O pensamento racista de Xuxa seria mais uma desta forma de controle de corpos. Ela parte da ideia da existência de corpos que são um atraso e descartáveis, que não merecem direitos básicos. Este discurso termina por reforçar o imaginário que nossas elites têm de si, como super-humanos, puros, desprovidos de maldade, e detentores de poderes que determinam quem merece dignidade ou não. A partir da lógica de Xuxa, nossa elite branca descendente de donos de escravizados, reforça para si sua imagem de superioridade social e racial em comparação ao resto da população.
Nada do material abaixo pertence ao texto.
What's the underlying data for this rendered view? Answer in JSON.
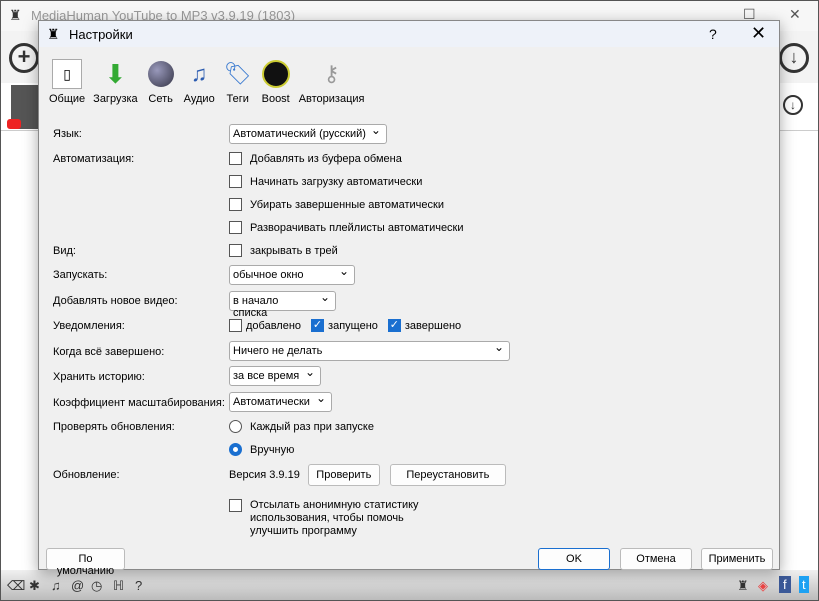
{
  "main": {
    "title": "MediaHuman YouTube to MP3 v3.9.19 (1803)"
  },
  "dialog": {
    "title": "Настройки",
    "help": "?",
    "close": "✕",
    "tabs": [
      {
        "label": "Общие",
        "icon": "switch-icon"
      },
      {
        "label": "Загрузка",
        "icon": "download-arrow-icon"
      },
      {
        "label": "Сеть",
        "icon": "globe-icon"
      },
      {
        "label": "Аудио",
        "icon": "music-note-icon"
      },
      {
        "label": "Теги",
        "icon": "tag-icon"
      },
      {
        "label": "Boost",
        "icon": "gauge-icon"
      },
      {
        "label": "Авторизация",
        "icon": "keys-icon"
      }
    ],
    "language": {
      "label": "Язык:",
      "value": "Автоматический (русский)"
    },
    "automation": {
      "label": "Автоматизация:",
      "options": [
        {
          "label": "Добавлять из буфера обмена",
          "checked": false
        },
        {
          "label": "Начинать загрузку автоматически",
          "checked": false
        },
        {
          "label": "Убирать завершенные автоматически",
          "checked": false
        },
        {
          "label": "Разворачивать плейлисты автоматически",
          "checked": false
        }
      ]
    },
    "view": {
      "label": "Вид:",
      "option": "закрывать в трей",
      "checked": false
    },
    "launch": {
      "label": "Запускать:",
      "value": "обычное окно"
    },
    "add_video": {
      "label": "Добавлять новое видео:",
      "value": "в начало списка"
    },
    "notifications": {
      "label": "Уведомления:",
      "options": [
        {
          "label": "добавлено",
          "checked": false
        },
        {
          "label": "запущено",
          "checked": true
        },
        {
          "label": "завершено",
          "checked": true
        }
      ]
    },
    "when_done": {
      "label": "Когда всё завершено:",
      "value": "Ничего не делать"
    },
    "history": {
      "label": "Хранить историю:",
      "value": "за все время"
    },
    "scale": {
      "label": "Коэффициент масштабирования:",
      "value": "Автоматически"
    },
    "updates": {
      "label": "Проверять обновления:",
      "options": [
        {
          "label": "Каждый раз при запуске",
          "selected": false
        },
        {
          "label": "Вручную",
          "selected": true
        }
      ]
    },
    "update": {
      "label": "Обновление:",
      "version": "Версия 3.9.19",
      "check": "Проверить",
      "reinstall": "Переустановить"
    },
    "stats": {
      "label": "Отсылать анонимную статистику использования, чтобы помочь улучшить программу",
      "checked": false
    },
    "buttons": {
      "defaults": "По умолчанию",
      "ok": "OK",
      "cancel": "Отмена",
      "apply": "Применить"
    }
  },
  "accent": "#1a6fd0"
}
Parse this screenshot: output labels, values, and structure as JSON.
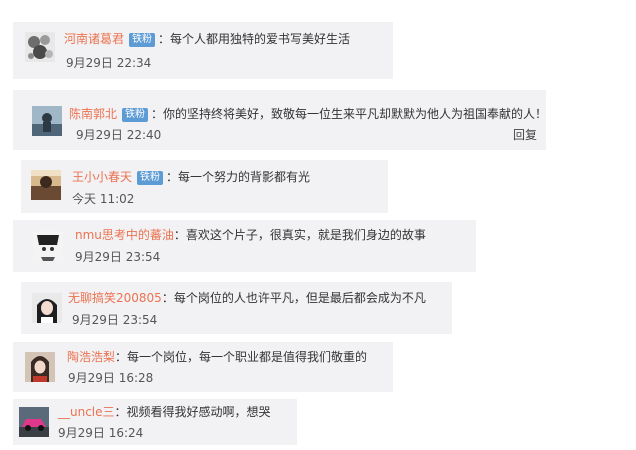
{
  "comments": [
    {
      "username": "河南诸葛君",
      "badge": "铁粉",
      "colon": "：",
      "text": "每个人都用独特的爱书写美好生活",
      "time": "9月29日 22:34",
      "avatar_icon": "avatar-floral-icon"
    },
    {
      "username": "陈南郭北",
      "badge": "铁粉",
      "colon": "：",
      "text": "你的坚持终将美好，致敬每一位生来平凡却默默为他人为祖国奉献的人！",
      "time": "9月29日 22:40",
      "reply": "回复",
      "avatar_icon": "avatar-silhouette-icon"
    },
    {
      "username": "王小小春天",
      "badge": "铁粉",
      "colon": "：",
      "text": "每一个努力的背影都有光",
      "time": "今天 11:02",
      "avatar_icon": "avatar-photo-icon"
    },
    {
      "username": "nmu思考中的蕃油",
      "colon": "：",
      "text": "喜欢这个片子，很真实，就是我们身边的故事",
      "time": "9月29日 23:54",
      "avatar_icon": "avatar-manga-icon"
    },
    {
      "username": "无聊搞笑200805",
      "colon": "：",
      "text": "每个岗位的人也许平凡，但是最后都会成为不凡",
      "time": "9月29日 23:54",
      "avatar_icon": "avatar-girl-icon"
    },
    {
      "username": "陶浩浩梨",
      "colon": "：",
      "text": "每一个岗位，每一个职业都是值得我们敬重的",
      "time": "9月29日 16:28",
      "avatar_icon": "avatar-portrait-icon"
    },
    {
      "username": "__uncle三",
      "colon": "：",
      "text": "视频看得我好感动啊，想哭",
      "time": "9月29日 16:24",
      "avatar_icon": "avatar-car-icon"
    }
  ],
  "colors": {
    "username": "#eb7350",
    "badge_bg": "#5d9bd5",
    "card_bg": "#f2f2f5"
  }
}
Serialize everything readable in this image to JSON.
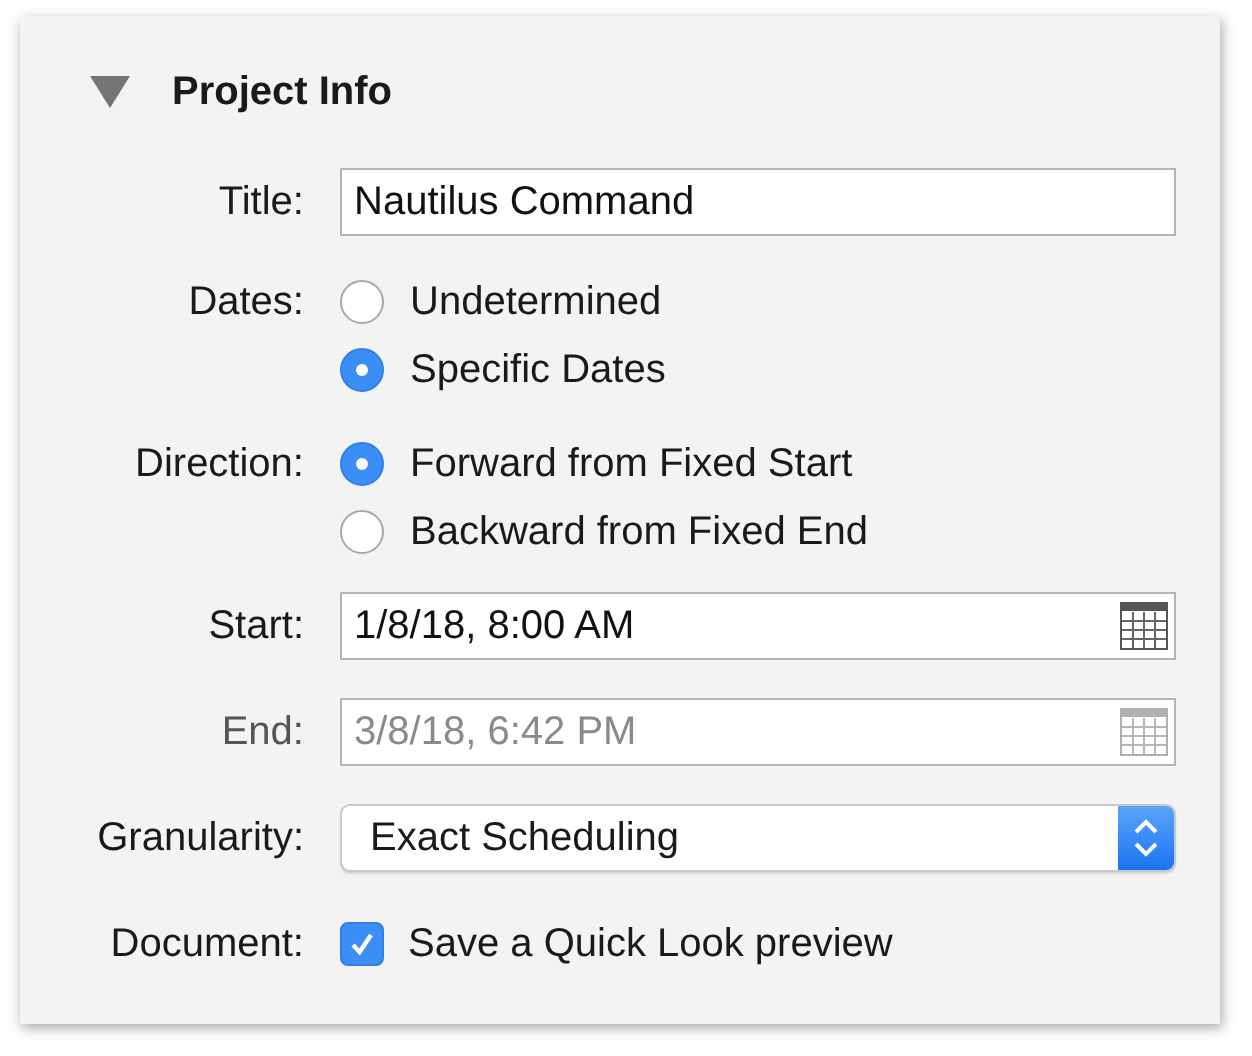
{
  "section": {
    "title": "Project Info",
    "expanded": true
  },
  "fields": [
    {
      "kind": "text",
      "label": "Title:",
      "value": "Nautilus Command"
    },
    {
      "kind": "radio",
      "label": "Dates:",
      "options": [
        {
          "label": "Undetermined",
          "selected": false
        },
        {
          "label": "Specific Dates",
          "selected": true
        }
      ]
    },
    {
      "kind": "radio",
      "label": "Direction:",
      "options": [
        {
          "label": "Forward from Fixed Start",
          "selected": true
        },
        {
          "label": "Backward from Fixed End",
          "selected": false
        }
      ]
    },
    {
      "kind": "date",
      "label": "Start:",
      "value": "1/8/18, 8:00 AM",
      "disabled": false
    },
    {
      "kind": "date",
      "label": "End:",
      "value": "3/8/18, 6:42 PM",
      "disabled": true
    },
    {
      "kind": "popup",
      "label": "Granularity:",
      "value": "Exact Scheduling"
    },
    {
      "kind": "checkbox",
      "label": "Document:",
      "text": "Save a Quick Look preview",
      "checked": true
    }
  ]
}
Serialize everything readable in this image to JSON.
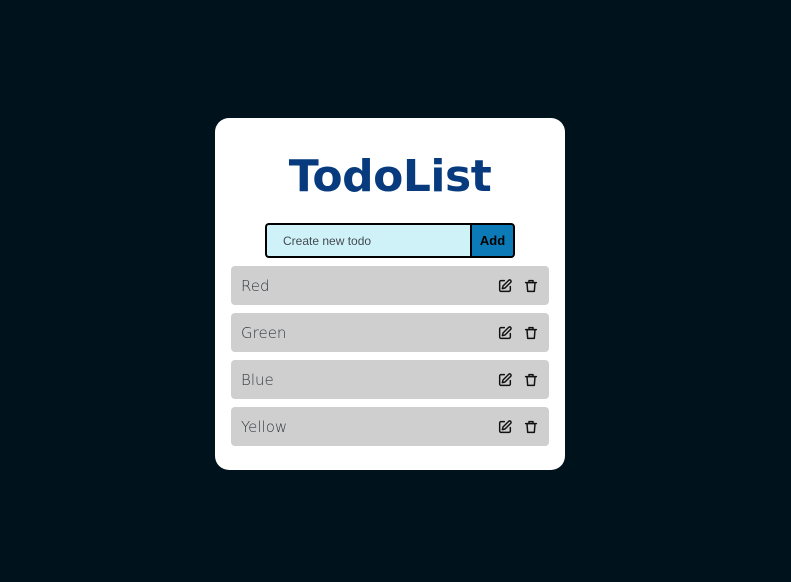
{
  "app": {
    "title": "TodoList"
  },
  "form": {
    "placeholder": "Create new todo",
    "value": "",
    "add_label": "Add"
  },
  "todos": [
    {
      "text": "Red"
    },
    {
      "text": "Green"
    },
    {
      "text": "Blue"
    },
    {
      "text": "Yellow"
    }
  ],
  "icons": {
    "edit": "edit-icon",
    "delete": "trash-icon"
  },
  "colors": {
    "background": "#00131d",
    "card": "#ffffff",
    "title": "#073b7e",
    "input_bg": "#cff1f8",
    "button_bg": "#0b7ab7",
    "item_bg": "#cfcfcf"
  }
}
Xuxa, ao ver que sua posição foi bastante criticada, logo “reconheceu o erro”, afirmando que acabou misturando assuntos e falou demais de uma forma que não gostaria. Para Xuxa, o problema foi a forma que ela falou, não a ideia em si. Essa ela mantém, pois não se trata de um descuido, para ela, assim como para nossas elites, uma parcela de nossa população vale menos que um cachorro. Uma parcela que tem cor e classe. Mano Brown já cantava “o ser humano é descartável no Brasil. Xuxa só mostrou o que já sabíamos: a ética do supremacismo branco, da escravização e do colonialismo, são coisas intrínsecas às nossas classes superiores.